Llama 3: The Next Big Thing in AI?
A report in the Wall Street Journal suggests that Meta is developing Llama 3. This language model is being designed to compete directly with OpenAI's GPT-4. The news was inadvertently revealed by Jason Wei, an OpenAI engineer formerly with Google Brain, during a social event hosted by Meta.
Wei's subsequent tweet hinted at Meta's vast computational resources, suggesting the company is not only working on Llama 3 but also its successor, Llama 4. Interestingly, even if Llama 3 matches GPT-4's performance, it will remain open-source. This commitment was confirmed by a statement from a Meta representative, which read, “Yeah we will. Sorry alignment people.“
The AI Race: A Historical Perspective
Historical data reveals a five-month gap between the launch of Llama 1 in February 2023 and Llama 2 in July 2023. While Llama 2, with the help of the open-source community, has achieved performance levels similar to GPT-3.5 in certain applications, it still lags behind closed-source models like GPT-4 and Google's PaLM-2.
Despite this, Meta's open-source strategy has garnered attention and praise from the developer community. However, some skepticism remains, especially since the decision to open-source LLaMA was made post its leak. A study from Radboud University in Nijmegen, Netherlands, suggests that companies, including Meta, aren't entirely transparent about their AI models. The study calls for greater honesty and openness in the AI community.
Despite Meta's efforts, OpenAI remains a dominant player in the large language model market. OpenAI's CEO, Sam Altman, stated in June 2023 that the release of GPT-5 isn't on the immediate horizon. Meanwhile, Google is gearing up to launch Gemini, its next-gen multimodal LLM, either later this year or early next year.
Concerns and Implications
The move to open-source powerful AI models has raised eyebrows in the tech community. OpenAI's Sam Altman has humorously mentioned having a “kill switch” for OpenAI's systems, emphasizing the potential risks of AI systems going rogue. With Meta possibly open-sourcing a GPT-5 level model, concerns about the absence of a “kill switch” for such models have emerged, raising fears about potential misuse by malicious entities.
In conclusion, the AI landscape is rapidly evolving, with major tech companies like Meta and OpenAI at the forefront. As these giants continue to innovate and push boundaries, the broader tech community eagerly awaits the next big breakthrough in AI technology.
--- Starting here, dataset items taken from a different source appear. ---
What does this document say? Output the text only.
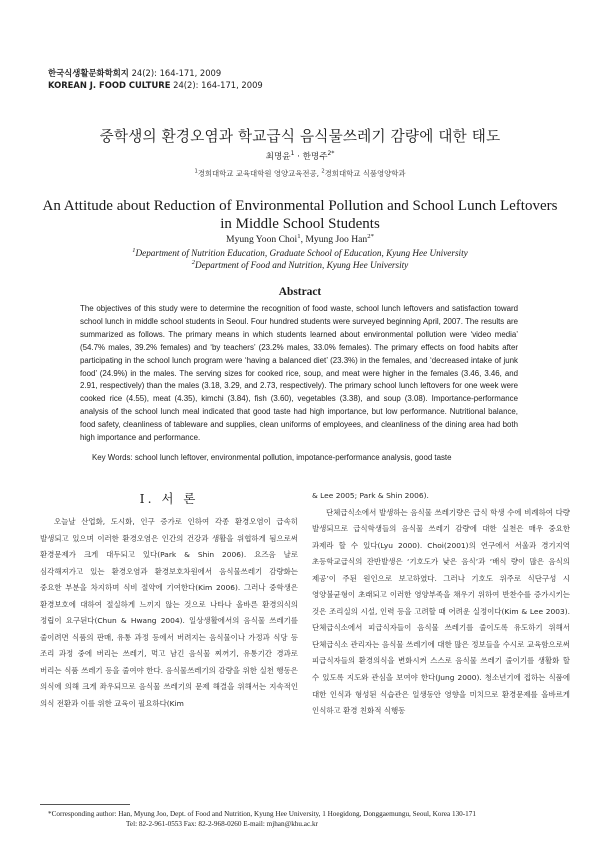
한국식생활문화학회지 24(2): 164-171, 2009
KOREAN J. FOOD CULTURE 24(2): 164-171, 2009
중학생의 환경오염과 학교급식 음식물쓰레기 감량에 대한 태도
최명윤$^1$ · 한명주$^{2*}$
$^1$경희대학교 교육대학원 영양교육전공, $^2$경희대학교 식품영양학과
An Attitude about Reduction of Environmental Pollution and School Lunch Leftovers in Middle School Students
Myung Yoon Choi$^1$, Myung Joo Han$^{2*}$
$^1$Department of Nutrition Education, Graduate School of Education, Kyung Hee University
$^2$Department of Food and Nutrition, Kyung Hee University
Abstract
The objectives of this study were to determine the recognition of food waste, school lunch leftovers and satisfaction toward school lunch in middle school students in Seoul. Four hundred students were surveyed beginning April, 2007. The results are summarized as follows. The primary means in which students learned about environmental pollution were ‘video media’ (54.7% males, 39.2% females) and ‘by teachers’ (23.2% males, 33.0% females). The primary effects on food habits after participating in the school lunch program were ‘having a balanced diet’ (23.3%) in the females, and ‘decreased intake of junk food’ (24.9%) in the males. The serving sizes for cooked rice, soup, and meat were higher in the females (3.46, 3.46, and 2.91, respectively) than the males (3.18, 3.29, and 2.73, respectively). The primary school lunch leftovers for one week were cooked rice (4.55), meat (4.35), kimchi (3.84), fish (3.60), vegetables (3.38), and soup (3.08). Importance-performance analysis of the school lunch meal indicated that good taste had high importance, but low performance. Nutritional balance, food safety, cleanliness of tableware and supplies, clean uniforms of employees, and cleanliness of the dining area had both high importance and performance.
Key Words: school lunch leftover, environmental pollution, impotance-performance analysis, good taste
I. 서 론

오늘날 산업화, 도시화, 인구 증가로 인하여 각종 환경오염이 급속히 발생되고 있으며 이러한 환경오염은 인간의 건강과 생활을 위협하게 됨으로써 환경문제가 크게 대두되고 있다(Park & Shin 2006). 요즈음 날로 심각해져가고 있는 환경오염과 환경보호차원에서 음식물쓰레기 감량화는 중요한 부분을 차지하며 식비 절약에 기여한다(Kim 2006). 그러나 중학생은 환경보호에 대하여 절실하게 느끼지 않는 것으로 나타나 올바른 환경의식의 정립이 요구된다(Chun & Hwang 2004). 일상생활에서의 음식물 쓰레기를 줄이려면 식품의 판매, 유통 과정 등에서 버려지는 음식물이나 가정과 식당 등 조리 과정 중에 버리는 쓰레기, 먹고 남긴 음식물 찌꺼기, 유통기간 경과로 버리는 식품 쓰레기 등을 줄여야 한다. 음식물쓰레기의 감량을 위한 실천 행동은 의식에 의해 크게 좌우되므로 음식물 쓰레기의 문제 해결을 위해서는 지속적인 의식 전환과 이를 위한 교육이 필요하다(Kim

& Lee 2005; Park & Shin 2006).

단체급식소에서 발생하는 음식물 쓰레기량은 급식 학생 수에 비례하여 다량 발생되므로 급식학생들의 음식물 쓰레기 감량에 대한 실천은 매우 중요한 과제라 할 수 있다(Lyu 2000). Choi(2001)의 연구에서 서울과 경기지역 초등학교급식의 잔반발생은 ‘기호도가 낮은 음식’과 ‘배식 량이 많은 음식의 제공’이 주된 원인으로 보고하였다. 그러나 기호도 위주로 식단구성 시 영양불균형이 초래되고 이러한 영양부족을 채우기 위하여 반찬수를 증가시키는 것은 조리실의 시설, 인력 등을 고려할 때 어려운 실정이다(Kim & Lee 2003). 단체급식소에서 피급식자들이 음식물 쓰레기를 줄이도록 유도하기 위해서 단체급식소 관리자는 음식물 쓰레기에 대한 많은 정보들을 수시로 교육함으로써 피급식자들의 환경의식을 변화시켜 스스로 음식물 쓰레기 줄이기를 생활화 할 수 있도록 지도와 관심을 보여야 한다(Jung 2000). 청소년기에 접하는 식품에 대한 인식과 형성된 식습관은 일생동안 영향을 미치므로 환경문제를 올바르게 인식하고 환경 친화적 식행동

*Corresponding author: Han, Myung Joo, Dept. of Food and Nutrition, Kyung Hee University, 1 Hoegidong, Donggaemungu, Seoul, Korea 130-171
Tel: 82-2-961-0553 Fax: 82-2-968-0260 E-mail: mjhan@khu.ac.kr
A Race of Profit, Not Just Innovation
While tech companies are competing on a technological front, they are also competing for a market that is already worth billion dollars. Despite the relatively early days of generative AI, we can already see the economic potential for companies.
Recent analyses have unveiled that Nvidia is securing nearly a 1,000% profit on every H100 Tensor Core GPU it sells. Financial insights from Raymond James, a reputable financial services firm, shared on Barron's, have estimated the production cost of one such GPU to be around $3,320. In stark contrast, Nvidia's selling price for these GPUs fluctuates between $25,000 and $30,000, contingent on the order volume.
This year, OpenAI has become a prominent leader in the AI industry. After the launch of ChatGPT, the company quickly rocketed into the top 50 most viewed websites. Last month, OpenAI's monthly revenue grew to $80 million, surpassing expectations.
However, there is also more scpetic outlooks for the future of OpenAI. Despite the popularity of ChatGPT, the chatbot could be a threat to OpenAI‘s financial security. As the company pushes to be the leading generative AI developer in the world, it is losing around $700,000 a day maintaining ChatGPT.
In a report published by Analytics India Magazine, it was revealed that OpenAI's losses have doubled since it started developing ChatGPT. The company is now losing over $500 million per year, and it could go bankrupt by the end of 2024 if it doesn't find a way to turn a profit.